A stunning array of the literary works of 36 women whose lives were serene, adventurous, harried, or dangerous. The chapters begin with Perpetua, 22, a nursing mother who dictated her strange dreams before being thrown to the lions in Carthage in the year 203. The final chapter presents four 15th century English women, among them Margery Kempe, who in the midst of her busy chores brewing and tending the horses in her corn-grinding mill, recorded visions of the love she experienced in the Lord’s celestial marriage bed.




Dhuoda, Handbook for her Warrior Son. Liber Manualis. Edited and translated by Marcelle Thiébaux. Cambridge Medieval Classics 8. Cambridge University Press. 1998. Paperback, 2007. Notes and bibliography. 249pp.

This conduct-of-life guide for a teenage boy ranks as the earliest Western treatise on childhood education. The 9th century mother Dhuoda counsels William, 15, on how to survive in turbulent times and how prudently to stay on the good sides of the Church, the Emperor and his own unpredictable father, Count Bernard. The author’s introduction offers fresh views of Dhuoda’s individuality as a woman and her relationship to her husband, Bernard, a reckless, luckless brawler willing to hand over his son William as a hostage while he, Bernard, conducted an affair with the Emperor’s ravishing wife. The Introduction also discloses how William took his mother’s advice. The story of this calamity-ridden family became sensational enough to make its way into French, German and English romances of the later Middle Ages.

As an annotated scholarly edition of Dhuoda’s handbook of warnings to William, this volume provides the only complete translation in English accompanied by the Latin original.



The Passion of Saint Ursula. (co-authored) This brief saints life, translated here for the first time into English from Passio II (Regnante Domino, 1100) hovers between history and fairy tale. A band of women presumably sailed from Britain on a pilgrimage to Rome before the 4th century. They never made it back. Legend eventually put their number at 11,000, all highborn virgins massacred by Huns in Cologne where their bones remain in St Ursula’s Church to this day. Peregrina Publishing Co., Toronto, Ontario, 1991. Introduction, text, notes, 40pp.




Ellen Glasgow. A literary biography of Pulitzer Prize winning  Virginia novelist of the new industrial South, this study provides new critical reassessments of each of Glasgow’s fictional works. It demonstrates their strengths in a scheme that includes the radically changing role of women. Glasgow’s novels offer caustic views of the conditions, choices and neuroses of women as she saw them, and indicts the patriarchal social controls they endured. In her unforgettable women characters, Ellen Glasgow anticipates the writings of Faulkner and Tennesee Williams. Throughout the novels runs a feminist discourse like a dark current of ambivalence. Notes, bibliography. Frederick Ungar, 1982. 222pp.

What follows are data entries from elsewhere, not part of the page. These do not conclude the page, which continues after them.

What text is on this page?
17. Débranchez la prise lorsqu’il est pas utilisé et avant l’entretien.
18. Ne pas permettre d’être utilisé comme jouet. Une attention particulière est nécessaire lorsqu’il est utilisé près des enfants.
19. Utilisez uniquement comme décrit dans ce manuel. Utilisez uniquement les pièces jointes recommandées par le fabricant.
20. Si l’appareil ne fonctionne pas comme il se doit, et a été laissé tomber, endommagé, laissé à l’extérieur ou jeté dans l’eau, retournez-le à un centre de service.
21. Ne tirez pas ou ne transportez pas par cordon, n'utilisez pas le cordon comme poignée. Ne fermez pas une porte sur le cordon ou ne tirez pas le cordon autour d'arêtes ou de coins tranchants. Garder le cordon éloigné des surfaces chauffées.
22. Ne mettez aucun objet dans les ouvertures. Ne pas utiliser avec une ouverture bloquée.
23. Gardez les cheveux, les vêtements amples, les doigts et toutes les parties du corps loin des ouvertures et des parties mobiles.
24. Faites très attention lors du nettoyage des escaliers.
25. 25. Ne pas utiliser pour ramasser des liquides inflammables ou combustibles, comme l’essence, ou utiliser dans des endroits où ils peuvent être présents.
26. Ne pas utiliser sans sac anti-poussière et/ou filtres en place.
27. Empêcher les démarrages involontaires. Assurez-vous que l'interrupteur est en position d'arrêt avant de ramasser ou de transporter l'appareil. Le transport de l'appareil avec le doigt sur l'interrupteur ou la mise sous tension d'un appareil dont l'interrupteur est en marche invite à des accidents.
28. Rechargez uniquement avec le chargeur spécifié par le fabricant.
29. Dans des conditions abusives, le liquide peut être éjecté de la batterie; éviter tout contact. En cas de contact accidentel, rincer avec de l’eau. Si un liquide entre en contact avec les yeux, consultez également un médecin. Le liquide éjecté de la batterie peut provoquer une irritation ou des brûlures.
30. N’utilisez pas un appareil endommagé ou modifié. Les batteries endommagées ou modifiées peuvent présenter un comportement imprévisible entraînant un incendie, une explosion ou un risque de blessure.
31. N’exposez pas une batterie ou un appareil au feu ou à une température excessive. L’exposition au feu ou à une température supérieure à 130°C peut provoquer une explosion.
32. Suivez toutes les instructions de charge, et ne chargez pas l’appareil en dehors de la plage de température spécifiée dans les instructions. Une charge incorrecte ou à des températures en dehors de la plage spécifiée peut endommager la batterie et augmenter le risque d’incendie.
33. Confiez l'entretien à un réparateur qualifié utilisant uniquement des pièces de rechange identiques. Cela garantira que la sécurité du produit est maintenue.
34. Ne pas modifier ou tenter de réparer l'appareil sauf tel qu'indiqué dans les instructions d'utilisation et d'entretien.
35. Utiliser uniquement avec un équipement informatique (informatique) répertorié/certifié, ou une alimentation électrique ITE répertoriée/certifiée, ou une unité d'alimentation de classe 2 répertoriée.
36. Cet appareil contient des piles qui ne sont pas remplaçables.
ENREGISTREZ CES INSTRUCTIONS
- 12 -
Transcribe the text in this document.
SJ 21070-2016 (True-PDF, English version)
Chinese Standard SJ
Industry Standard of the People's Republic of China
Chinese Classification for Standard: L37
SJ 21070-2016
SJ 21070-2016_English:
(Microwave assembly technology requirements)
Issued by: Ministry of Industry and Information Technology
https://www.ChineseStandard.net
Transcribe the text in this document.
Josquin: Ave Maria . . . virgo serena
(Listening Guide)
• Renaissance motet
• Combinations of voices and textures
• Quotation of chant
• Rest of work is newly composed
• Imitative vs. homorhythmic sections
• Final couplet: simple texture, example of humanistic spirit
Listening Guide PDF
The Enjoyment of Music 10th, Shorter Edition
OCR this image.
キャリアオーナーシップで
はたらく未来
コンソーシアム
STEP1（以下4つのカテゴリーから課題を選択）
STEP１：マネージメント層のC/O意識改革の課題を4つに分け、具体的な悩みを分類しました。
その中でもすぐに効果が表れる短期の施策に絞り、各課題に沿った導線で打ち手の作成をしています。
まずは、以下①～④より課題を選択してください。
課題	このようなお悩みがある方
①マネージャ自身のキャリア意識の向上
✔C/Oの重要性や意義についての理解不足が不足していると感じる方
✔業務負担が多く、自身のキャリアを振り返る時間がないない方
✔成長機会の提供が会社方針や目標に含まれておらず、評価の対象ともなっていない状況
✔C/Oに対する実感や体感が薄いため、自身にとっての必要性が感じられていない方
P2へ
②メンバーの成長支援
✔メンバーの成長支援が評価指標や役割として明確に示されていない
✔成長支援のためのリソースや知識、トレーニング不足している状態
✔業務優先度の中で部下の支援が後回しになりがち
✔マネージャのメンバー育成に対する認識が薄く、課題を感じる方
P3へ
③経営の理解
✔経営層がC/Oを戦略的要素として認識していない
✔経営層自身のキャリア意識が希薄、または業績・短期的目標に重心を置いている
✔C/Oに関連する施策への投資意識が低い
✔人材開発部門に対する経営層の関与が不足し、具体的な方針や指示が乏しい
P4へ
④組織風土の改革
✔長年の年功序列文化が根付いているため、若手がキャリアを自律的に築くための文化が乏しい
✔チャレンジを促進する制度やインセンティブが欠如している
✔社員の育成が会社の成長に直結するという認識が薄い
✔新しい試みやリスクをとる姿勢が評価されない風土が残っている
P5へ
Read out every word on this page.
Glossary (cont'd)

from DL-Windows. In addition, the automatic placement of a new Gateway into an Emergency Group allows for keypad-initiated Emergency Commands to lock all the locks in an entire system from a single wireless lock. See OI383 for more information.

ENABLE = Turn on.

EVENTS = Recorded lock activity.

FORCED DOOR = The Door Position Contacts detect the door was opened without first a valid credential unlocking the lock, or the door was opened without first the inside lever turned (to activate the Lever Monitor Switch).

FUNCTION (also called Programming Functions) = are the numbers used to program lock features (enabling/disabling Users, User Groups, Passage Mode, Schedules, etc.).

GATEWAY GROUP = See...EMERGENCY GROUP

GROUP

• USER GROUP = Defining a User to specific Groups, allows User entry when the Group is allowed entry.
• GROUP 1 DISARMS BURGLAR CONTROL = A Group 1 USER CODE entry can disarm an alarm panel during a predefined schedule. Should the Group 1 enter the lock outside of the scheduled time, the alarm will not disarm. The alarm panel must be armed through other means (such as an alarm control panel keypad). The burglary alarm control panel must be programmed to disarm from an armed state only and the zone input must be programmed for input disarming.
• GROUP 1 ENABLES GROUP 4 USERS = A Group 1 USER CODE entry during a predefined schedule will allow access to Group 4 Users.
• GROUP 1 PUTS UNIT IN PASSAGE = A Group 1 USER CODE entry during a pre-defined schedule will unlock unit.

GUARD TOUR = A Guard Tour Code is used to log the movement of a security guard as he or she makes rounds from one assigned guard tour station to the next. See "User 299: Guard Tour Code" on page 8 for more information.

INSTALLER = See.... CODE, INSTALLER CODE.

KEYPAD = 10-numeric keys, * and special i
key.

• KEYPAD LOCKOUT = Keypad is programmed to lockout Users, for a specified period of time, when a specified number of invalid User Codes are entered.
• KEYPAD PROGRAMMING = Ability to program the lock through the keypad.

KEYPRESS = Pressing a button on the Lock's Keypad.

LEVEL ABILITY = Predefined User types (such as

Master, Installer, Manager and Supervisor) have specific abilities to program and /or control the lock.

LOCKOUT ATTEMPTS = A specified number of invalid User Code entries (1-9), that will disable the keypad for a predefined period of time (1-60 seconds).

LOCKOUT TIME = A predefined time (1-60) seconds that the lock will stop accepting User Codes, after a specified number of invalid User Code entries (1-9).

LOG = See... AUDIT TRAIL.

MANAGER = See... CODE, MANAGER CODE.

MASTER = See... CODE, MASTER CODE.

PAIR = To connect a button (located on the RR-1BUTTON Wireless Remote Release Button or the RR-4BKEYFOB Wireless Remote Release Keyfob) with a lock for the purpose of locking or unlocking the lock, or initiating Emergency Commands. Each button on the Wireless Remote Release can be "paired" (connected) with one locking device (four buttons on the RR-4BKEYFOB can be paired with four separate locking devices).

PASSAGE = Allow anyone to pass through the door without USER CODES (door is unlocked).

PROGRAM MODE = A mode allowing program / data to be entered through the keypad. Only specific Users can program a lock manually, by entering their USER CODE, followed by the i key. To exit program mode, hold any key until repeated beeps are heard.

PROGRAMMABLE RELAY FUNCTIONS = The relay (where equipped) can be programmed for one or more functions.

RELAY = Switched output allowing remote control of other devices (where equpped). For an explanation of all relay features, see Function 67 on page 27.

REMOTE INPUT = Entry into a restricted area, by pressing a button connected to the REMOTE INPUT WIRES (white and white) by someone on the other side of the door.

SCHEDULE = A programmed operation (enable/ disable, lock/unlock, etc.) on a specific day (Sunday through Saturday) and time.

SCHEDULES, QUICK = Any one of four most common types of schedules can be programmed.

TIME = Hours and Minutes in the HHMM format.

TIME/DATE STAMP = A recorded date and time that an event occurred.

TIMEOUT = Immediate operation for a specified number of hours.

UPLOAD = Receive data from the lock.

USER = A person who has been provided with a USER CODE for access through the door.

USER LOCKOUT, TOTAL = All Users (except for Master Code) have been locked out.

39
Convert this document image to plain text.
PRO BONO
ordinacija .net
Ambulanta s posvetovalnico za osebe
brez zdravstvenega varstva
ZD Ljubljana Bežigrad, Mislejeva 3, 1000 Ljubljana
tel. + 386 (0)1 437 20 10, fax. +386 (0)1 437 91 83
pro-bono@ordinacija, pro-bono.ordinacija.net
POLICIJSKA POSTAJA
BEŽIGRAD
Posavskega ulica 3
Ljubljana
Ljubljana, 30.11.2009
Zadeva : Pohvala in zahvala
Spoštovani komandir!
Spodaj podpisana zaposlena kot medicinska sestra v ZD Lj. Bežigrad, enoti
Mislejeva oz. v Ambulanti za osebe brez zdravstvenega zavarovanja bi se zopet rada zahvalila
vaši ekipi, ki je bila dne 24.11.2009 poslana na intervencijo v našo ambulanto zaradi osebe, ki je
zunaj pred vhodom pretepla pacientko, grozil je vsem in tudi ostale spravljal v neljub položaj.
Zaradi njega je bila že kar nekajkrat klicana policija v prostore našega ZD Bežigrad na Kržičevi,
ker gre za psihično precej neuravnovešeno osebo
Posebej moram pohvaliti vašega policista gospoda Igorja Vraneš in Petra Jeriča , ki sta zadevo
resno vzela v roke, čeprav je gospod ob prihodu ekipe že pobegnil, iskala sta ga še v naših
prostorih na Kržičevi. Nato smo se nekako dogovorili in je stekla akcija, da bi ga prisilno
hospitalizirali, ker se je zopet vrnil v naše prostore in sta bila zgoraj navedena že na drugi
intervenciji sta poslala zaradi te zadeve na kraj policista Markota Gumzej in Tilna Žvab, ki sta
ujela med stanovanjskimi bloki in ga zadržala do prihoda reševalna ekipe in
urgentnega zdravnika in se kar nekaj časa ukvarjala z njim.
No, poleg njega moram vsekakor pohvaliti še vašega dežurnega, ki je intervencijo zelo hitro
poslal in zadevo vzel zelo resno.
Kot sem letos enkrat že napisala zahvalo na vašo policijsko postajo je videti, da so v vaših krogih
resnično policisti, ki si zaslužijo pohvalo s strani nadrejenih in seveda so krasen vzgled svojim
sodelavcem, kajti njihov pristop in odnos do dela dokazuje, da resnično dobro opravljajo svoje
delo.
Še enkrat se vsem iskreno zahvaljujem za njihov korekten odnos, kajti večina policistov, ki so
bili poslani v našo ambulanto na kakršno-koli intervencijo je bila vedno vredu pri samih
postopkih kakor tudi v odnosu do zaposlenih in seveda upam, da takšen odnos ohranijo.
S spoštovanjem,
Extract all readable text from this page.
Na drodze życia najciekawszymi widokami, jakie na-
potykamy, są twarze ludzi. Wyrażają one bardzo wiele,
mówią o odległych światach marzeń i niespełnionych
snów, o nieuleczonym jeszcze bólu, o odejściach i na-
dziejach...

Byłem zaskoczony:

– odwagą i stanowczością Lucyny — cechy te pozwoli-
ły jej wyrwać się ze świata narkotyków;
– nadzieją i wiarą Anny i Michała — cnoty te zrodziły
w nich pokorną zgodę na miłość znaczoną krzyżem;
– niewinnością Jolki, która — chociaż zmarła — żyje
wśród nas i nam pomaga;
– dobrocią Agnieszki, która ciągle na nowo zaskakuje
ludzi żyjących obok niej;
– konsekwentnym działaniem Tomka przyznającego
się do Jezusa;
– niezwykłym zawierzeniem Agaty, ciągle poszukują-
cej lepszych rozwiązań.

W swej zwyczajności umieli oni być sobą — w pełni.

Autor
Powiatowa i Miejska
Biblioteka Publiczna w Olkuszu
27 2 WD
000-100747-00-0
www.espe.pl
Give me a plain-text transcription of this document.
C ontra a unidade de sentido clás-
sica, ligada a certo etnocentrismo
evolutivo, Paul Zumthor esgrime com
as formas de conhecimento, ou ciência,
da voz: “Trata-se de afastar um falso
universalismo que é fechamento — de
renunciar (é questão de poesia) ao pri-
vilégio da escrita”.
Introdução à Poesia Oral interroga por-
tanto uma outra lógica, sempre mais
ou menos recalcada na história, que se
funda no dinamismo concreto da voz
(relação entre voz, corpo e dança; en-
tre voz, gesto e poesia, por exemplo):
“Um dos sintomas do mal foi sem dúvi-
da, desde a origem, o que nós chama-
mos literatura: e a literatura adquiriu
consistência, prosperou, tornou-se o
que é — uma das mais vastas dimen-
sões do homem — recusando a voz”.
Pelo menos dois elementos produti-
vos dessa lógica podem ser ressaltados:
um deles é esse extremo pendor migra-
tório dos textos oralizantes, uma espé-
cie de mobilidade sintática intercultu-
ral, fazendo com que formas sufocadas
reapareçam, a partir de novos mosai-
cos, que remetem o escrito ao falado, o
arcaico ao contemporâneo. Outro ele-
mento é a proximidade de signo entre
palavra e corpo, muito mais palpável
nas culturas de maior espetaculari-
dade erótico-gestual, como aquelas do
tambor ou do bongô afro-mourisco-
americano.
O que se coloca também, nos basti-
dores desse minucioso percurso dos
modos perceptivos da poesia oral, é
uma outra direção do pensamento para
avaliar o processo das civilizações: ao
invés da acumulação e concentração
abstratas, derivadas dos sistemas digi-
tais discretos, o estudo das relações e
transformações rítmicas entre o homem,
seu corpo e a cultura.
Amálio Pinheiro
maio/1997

The Stag of Love: The Chase in Medieval Literature. Cornell University Press. Paperback rpt., 2014. 249pp. 19 illustrations.

An eagerly practiced sport and military exercise, the chase became a metaphor in hundreds of literary texts, from antiquity to the medieval romances of French, German and English writers including Shakespeare. Hunting could represent any avid pursuit, or disaster, but none so popular as the art and mystique of love. Cupid stalked men and women, who ran after each other with yearnings like deadly weapons. Girls became quarry, men suffered torment from their own dog-like passions. After a detailed chapter on how people hunted, the book considers literature from  Beowulf to Sir Gawain and the Green Knight, with acclaimed and little-known examples from the continent between the 13th and 15th centuries.